← Retour

Ivan le terrible; ou, La Russie au XVIe siècle

16px
100%

CHAPITRE XXIII
LA ROUTE.

La vie monastique s'écoulait calme et uniforme. Dans leurs moments libres, les moines recueillaient des herbes et en fabriquaient des médicaments, d'autres s'occupaient de peinture, sculptaient des croix ou des images en cyprès, peignaient et doraient des coupes en bois. Maxime s'attacha à ces bons moines. Il ne remarquait pas comme le temps marchait. Cependant, après une semaine, il résolut de partir. Il avait entendu parler, à la Sloboda, de nouvelles incursions des Tatars du côté de Rézan; il avait depuis longtemps envie de se mesurer avec eux. Lorsqu'il en informa l'igoumène, le vieillard s'attrista.

—Quelle nécessité as-tu de partir, mon fils? lui dit-il. Nous t'aimons tous, nous nous sommes accoutumés à toi. Qui sait, peut-être la grâce de Dieu te visitera et tu resteras toujours avec nous! Écoute, Maxime, ne nous quitte pas!

—Je ne puis pas, mon père. Depuis longtemps ma destinée m'appelle dans une contrée éloignée; depuis longtemps j'entends le bruit de l'arc tatar et parfois sa flèche semble me siffler aux oreilles. Il y a quelque chose qui m'attire vers ce bruit et ce sifflement.

L'igoumène n'insista plus; il récita les prières des voyageurs, le bénit et tous les frères prirent congé de lui.

Et de nouveau Maxime se retrouva à cheval au milieu d'une verte forêt. Comme auparavant, Bouian sautait autour du cheval et regardait joyeusement son maître. Tout à coup, il se mit à aboyer et à courir en avant. Maxime avait déjà mis la main à son sabre dans l'attente d'une fâcheuse rencontre, lorsqu'il vit apparaître, au tournant de la route, un cavalier en caftan jaune avec un aigle noir à deux têtes brodé sur la poitrine. Le cavalier trottait, sifflait gaiement et tenait sur son gant bariolé un faucon blanc encapuchonné et enchaîné. Maxime reconnut un des fauconniers du Tzar.

—Trifon, s'écria-t-il!

—Maxime Gregoritch, exclama joyeusement le fauconnier, bonne santé! comment se porte ta Seigneurie? Tu es donc ici? A la Sloboda, nous te croyions perdu. Il fallait voir la colère de ton père! c'était terrible.
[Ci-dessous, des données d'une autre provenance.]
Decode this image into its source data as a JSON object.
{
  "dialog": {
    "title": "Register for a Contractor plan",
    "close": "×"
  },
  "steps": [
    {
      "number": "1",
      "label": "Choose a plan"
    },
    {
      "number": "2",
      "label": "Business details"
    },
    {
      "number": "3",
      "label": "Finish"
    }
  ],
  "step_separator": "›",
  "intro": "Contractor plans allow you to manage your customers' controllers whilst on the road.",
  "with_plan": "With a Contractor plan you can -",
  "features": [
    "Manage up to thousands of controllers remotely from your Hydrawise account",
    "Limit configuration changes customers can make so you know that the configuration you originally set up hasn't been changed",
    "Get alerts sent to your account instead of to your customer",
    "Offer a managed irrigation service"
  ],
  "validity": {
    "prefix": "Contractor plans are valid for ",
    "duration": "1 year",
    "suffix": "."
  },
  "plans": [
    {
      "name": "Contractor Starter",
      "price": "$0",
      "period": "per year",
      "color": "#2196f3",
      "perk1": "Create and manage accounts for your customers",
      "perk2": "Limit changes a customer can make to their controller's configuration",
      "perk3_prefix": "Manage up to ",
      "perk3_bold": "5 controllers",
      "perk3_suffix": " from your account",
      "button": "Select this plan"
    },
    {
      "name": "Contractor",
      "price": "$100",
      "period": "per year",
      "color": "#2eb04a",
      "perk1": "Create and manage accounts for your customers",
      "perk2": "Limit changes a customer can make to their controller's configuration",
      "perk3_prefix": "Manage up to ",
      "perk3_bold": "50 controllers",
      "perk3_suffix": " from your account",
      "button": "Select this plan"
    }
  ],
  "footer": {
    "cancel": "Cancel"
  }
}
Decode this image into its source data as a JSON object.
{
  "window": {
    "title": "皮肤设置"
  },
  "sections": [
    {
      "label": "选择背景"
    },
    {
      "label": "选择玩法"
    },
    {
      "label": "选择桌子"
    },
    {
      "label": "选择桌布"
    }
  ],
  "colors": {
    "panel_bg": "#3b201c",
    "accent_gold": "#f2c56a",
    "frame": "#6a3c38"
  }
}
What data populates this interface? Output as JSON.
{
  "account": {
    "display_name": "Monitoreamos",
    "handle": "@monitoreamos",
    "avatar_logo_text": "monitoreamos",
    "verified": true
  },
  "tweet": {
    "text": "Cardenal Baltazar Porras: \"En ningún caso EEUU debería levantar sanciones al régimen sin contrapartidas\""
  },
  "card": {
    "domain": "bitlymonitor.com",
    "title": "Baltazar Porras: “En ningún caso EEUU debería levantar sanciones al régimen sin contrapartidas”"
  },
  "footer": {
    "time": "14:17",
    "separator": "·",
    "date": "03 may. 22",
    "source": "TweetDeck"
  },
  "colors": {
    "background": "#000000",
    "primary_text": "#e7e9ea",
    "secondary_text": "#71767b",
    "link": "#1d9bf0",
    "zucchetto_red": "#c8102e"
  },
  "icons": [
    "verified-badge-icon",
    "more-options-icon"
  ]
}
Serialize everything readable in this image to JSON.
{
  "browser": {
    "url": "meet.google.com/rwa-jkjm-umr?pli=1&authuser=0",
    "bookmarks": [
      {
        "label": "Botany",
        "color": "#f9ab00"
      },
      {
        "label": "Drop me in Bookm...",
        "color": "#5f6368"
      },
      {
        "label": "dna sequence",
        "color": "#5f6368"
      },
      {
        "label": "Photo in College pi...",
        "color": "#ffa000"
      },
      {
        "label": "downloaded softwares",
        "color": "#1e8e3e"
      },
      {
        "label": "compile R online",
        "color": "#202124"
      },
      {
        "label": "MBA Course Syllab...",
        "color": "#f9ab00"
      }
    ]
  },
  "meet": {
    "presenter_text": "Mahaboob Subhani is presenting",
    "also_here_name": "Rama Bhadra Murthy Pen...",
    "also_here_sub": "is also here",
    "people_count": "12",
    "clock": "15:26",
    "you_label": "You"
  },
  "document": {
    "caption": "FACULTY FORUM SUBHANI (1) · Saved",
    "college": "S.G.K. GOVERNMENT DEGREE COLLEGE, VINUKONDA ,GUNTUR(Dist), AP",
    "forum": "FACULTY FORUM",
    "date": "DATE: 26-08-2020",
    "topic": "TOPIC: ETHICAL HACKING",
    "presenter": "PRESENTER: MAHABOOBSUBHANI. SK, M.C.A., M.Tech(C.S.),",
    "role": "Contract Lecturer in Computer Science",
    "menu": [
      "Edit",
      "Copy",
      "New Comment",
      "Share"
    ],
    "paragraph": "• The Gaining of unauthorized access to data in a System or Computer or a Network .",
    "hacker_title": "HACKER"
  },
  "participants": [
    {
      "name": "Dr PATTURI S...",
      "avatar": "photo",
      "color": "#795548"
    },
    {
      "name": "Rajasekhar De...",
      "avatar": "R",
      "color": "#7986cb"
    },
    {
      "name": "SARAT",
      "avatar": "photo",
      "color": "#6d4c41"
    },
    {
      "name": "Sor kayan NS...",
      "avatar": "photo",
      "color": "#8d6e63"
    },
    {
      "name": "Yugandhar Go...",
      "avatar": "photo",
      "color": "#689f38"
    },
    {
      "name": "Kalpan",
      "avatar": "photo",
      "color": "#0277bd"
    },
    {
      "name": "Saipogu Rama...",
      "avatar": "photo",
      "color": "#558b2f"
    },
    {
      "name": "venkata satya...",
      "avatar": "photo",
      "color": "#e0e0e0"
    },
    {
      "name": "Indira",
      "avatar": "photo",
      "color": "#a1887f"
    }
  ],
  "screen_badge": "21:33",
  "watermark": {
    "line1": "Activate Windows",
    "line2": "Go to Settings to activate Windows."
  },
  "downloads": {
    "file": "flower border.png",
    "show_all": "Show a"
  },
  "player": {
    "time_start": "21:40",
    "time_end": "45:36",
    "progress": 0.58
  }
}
Bien des bruits ont couru sur ton père, sur le Tzarévitch et sur le prince Sérébrany. On ne sait plus à qui croire. Dieu merci, te voilà retrouvé! C'est ta mère qui sera heureuse!

Cette rencontre contraria Maxime. Mais Trifon était un bon garçon et savait se taire au besoin. Maxime lui demanda s'il y avait longtemps qu'il avait quitté la Sloboda.

—Il y a déjà une semaine qu'Adragan s'est échappé, répondit-il, en montrant le faucon. Mais tu ne sais peut-être pas cette histoire? J'ai eu une jolie peur en voyant le Tzar si furieux! Mais Dieu et le bienheureux martyr Trifon ont eu pitié de moi.

Le fauconnier ôta son chapeau et fit le signe de la croix.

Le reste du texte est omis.